The world of Rebel Without a Cause is one full of dead ends. Society seems to reject tradition and progress alike, creating a confusion that torments the film’s youth and pushes them toward mutiny. A time capsule of crumbling ideals, Rebel captures the emergence of a new generation actively discontent with postwar America. In its meditations on love, family and honor, the film explores whether it is intuition or ignorance that is the source of young people’s power—encapsulated by James Dean’s profoundly sensitive performance as Jim Stark. Predating the idealism of the hippie movement, Jim, Judy and the aptly nicknamed Plato are forced to envision a better world, simply because of their compassion for one another. As in the Platonic dialogues, perhaps it is beauty that inspires this love which will set them free—the beauty of their youth, their wisdom and of life itself. The audience glimpses this beauty briefly through the film’s vivid colors and sweeping CinemaScope images of Los Angeles that elevate Jim’s first day of school to a cosmic melodrama, immortalizing he and his friends in the eternal struggle of frustrated youth.

  • High School

    Directed by Frederick Wiseman.
    US, 1968, 16mm, black & white, 75 min.

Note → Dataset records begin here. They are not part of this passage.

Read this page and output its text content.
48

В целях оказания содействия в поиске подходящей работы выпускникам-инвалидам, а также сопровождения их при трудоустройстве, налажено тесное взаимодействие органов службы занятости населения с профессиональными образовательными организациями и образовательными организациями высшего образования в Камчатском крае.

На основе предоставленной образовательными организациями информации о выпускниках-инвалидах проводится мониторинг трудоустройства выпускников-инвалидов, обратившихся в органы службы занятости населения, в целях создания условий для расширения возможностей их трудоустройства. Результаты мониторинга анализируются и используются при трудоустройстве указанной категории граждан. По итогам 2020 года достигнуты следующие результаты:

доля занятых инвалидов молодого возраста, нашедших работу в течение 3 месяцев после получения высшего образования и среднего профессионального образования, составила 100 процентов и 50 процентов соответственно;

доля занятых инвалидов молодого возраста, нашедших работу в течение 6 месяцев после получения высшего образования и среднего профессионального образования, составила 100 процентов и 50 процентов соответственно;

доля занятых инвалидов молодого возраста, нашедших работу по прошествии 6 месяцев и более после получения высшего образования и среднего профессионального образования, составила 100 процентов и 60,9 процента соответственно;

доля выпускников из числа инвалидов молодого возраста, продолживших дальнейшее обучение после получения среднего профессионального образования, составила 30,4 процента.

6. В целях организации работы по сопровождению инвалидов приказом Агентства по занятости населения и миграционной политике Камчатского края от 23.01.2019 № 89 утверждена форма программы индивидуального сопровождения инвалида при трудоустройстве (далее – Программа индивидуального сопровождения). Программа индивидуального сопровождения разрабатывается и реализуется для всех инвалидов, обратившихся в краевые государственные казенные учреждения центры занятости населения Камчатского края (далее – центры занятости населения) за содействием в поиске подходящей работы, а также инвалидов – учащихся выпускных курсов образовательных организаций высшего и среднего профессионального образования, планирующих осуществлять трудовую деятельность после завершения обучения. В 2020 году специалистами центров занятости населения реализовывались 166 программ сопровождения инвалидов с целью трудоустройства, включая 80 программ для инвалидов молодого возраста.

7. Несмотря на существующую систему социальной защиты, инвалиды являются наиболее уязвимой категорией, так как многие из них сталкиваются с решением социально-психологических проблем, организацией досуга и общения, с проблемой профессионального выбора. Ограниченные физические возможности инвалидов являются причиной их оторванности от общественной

Wiseman is one of cinema’s greatest writers to have never penned a script. Much of his authorship is at the editing table, and his sophomore documentary High School contains some of the most fascinating characters in his oeuvre. Made from five weeks’ worth of footage captured at Northeast High School in Philadelphia, Wiseman closely follows the relationships between teacher, parent and child to examine how human beings accept or challenge their social responsibilities. Most of the tone-deaf faculty use their power to subjugate rather than educate, and many students act out mindlessly, simply regurgitating observed behavior. There are a few examples of care, such as a young English teacher trying to reach through their blank expressions with the poetics of Simon and Garfunkel. At that fleeting age, unbearable to endure but coveted in misty-eyed retrospection, everything seems to be equally dire—be it a detention slip, a simulated space mission, or a club discussing the injustice of the Vietnam War. Northeast High and, as suggested by Wiseman’s vague title, the American public school system at large, stand as microcosms containing the breadth of modern civilization, a charade of adult life that feels real until you toss your graduation cap into the air and wake up.